To question Nigel's ability as a folk singer is unthinkable. His interpretation of these fine traditional songs, and his renderings of other more up-to-date items, is unsurpassed. I am only repeating what others have already said many times before. You know, before Nigel went into the studios, he called me and excitedly spoke of the songs he had collected together for this new album. He was also most anxious to get the services of certain musicians to accompany him: Martin Carthy, Dave Swarbrick and Felix Doran.
Martin Carthy is, without doubt, one of the finest folk guitarists in this country today, and his ability to "colour" songs by use of intricate finger patterns and chords is quite remarkable. Evidence of this is to be heard throughout this recording. Dave, who has recently teamed-up with Martin, is a fiddler and mandolinist of high repute. His mandolin work on "Tim Evans" and "Bruce Richard Reynolds" in particular, is worthy of mention. The champion Irish piper, Felix Doran, may be a new name to many. The pipes themselves may also be unfamiliar to some. Felix has been playing them for many years now, but he has rarely been heard on record. He made the journey from his northern home especially to accompany Nigel on two Irish songs, dating from the Rebellions of the late 18th and early 19th Centuries, "Bold Robert Emmet" and "Father Murphy".
Of the songs, some will be familiar: "Johnnie Cope", "I'm A Freeborn Man", "The Wee, Vise German Lairdie", "The Jolly Beggar" and "The Work of The Weavers" need little introduction. Of the others, "Kishmul's Galley" is from the Kennedy-Fraser collection; "The Ballad of Tim Evans", one of Ewan McColl's many compositions, deals with one of the most controversial events of this century, as does, in even fuller detail, Jim O'Connor's "Bruce Richard Reynolds", who was involved in the Great Train Robbery. "The Verdant Braes of Screen" is an Irish tale which Nigel first heard sung by the McPeake Family. The descriptive "Fiddach Side" is the only item here which Nigel sings unaccompanied. And then the two Irish heroes, "Hold Robert Emmet" and "Father Murphy". Just a short word concerning the last two mentioned figures. John Murphy was born, most probably in 1753, in Tincurry, Co. Wexford. He was, in his younger days, to take orders. As an Irish rebel he was captured, taken to Tullow, where he was reputedly whipped, hanged and beheaded, his body then being burnt. Robert Emmet, was born in Dublin in 1778. His political views were violently nationalist. On September 19th, 1803 he was tried and hanged the following day. History books have it that he "made a thrilling speech before receiving sentence, and also spoke from the gallows".
"The struggle is over, the boys are defeated,
Old Ireland surrounded with sadness and gloom,
O we were defeated and shamefully treated,
And I, Robert Emmet, am waiting my doom."
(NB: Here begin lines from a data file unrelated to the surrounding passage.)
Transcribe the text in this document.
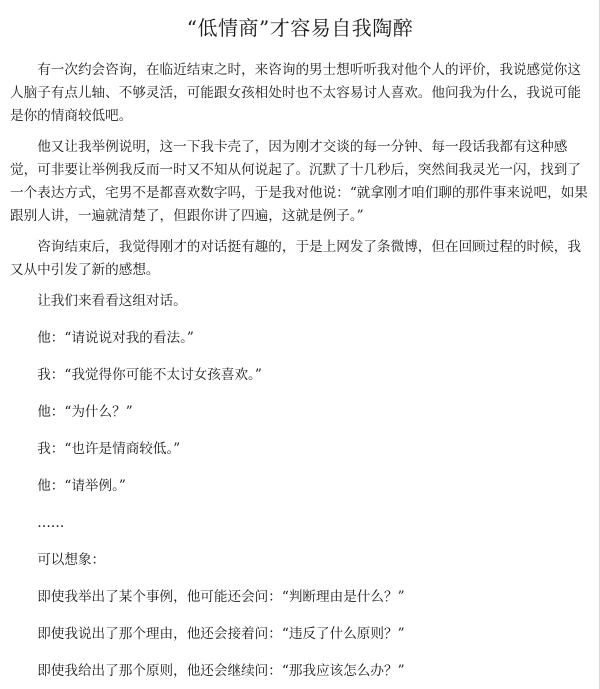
“低情商”才容易自我陶醉

有一次约会咨询，在临近结束之时，来咨询的男士想听听我对他个人的评价，我说感觉你这人脑子有点儿轴、不够灵活，可能跟女孩相处时也不太容易讨人喜欢。他问我为什么，我说可能是你的情商较低吧。

他又让我举例说明，这一下我卡壳了，因为刚才交谈的每一分钟、每一段话我都有这种感觉，可非要让举例我反而一时又不知从何说起了。沉默了十几秒后，突然间我灵光一闪，找到了一个表达方式，宅男不是都喜欢数字吗，于是我对他说：“就拿刚才咱们聊的那件事来说吧，如果跟别人讲，一遍就清楚了，但跟你讲了四遍，这就是例子。”

咨询结束后，我觉得刚才的对话挺有趣的，于是上网发了条微博，但在回顾过程的时候，我又从中引发了新的感想。

让我们来看看这组对话。

他：“请说说对我的看法。”

我：“我觉得你可能不太讨女孩喜欢。”

他：“为什么？”

我：“也许是情商较低。”

他：“请举例。”

……

可以想象：

即使我举出了某个事例，他可能还会问：“判断理由是什么？”

即使我说出了那个理由，他还会接着问：“违反了什么原则？”

即使我给出了那个原则，他还会继续问：“那我应该怎么办？”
"Hung, drawn and quartered, sure that was my sentence,
But soon I will show them, no coward am I,
My crime is the love of the land I was born in,
A hero I lived and a hero I'll die."
"I was arrested and cast into prison,
Tried as a traitor, a rebel, a spy.
But no man can call me a knave or a coward,
A hero I lived and a hero I'll die."
"Hark, the bells tollin', I well know it's meanin',
My poor heart tells me, it 'tis my death now,
In come the clergy, the warder is leading,
I have no friends here, to bid me farewell."
"Goodbye old Ireland, my parents and sweetheart.
Companions in arms, to forget you must try,
I am proud of the honour, it was only my duty,
A hero I lived and a hero I'll die"
Nigel Denver is an important figure in the British Folk circles. He will go from strength to strength as long as he can make records such as this one.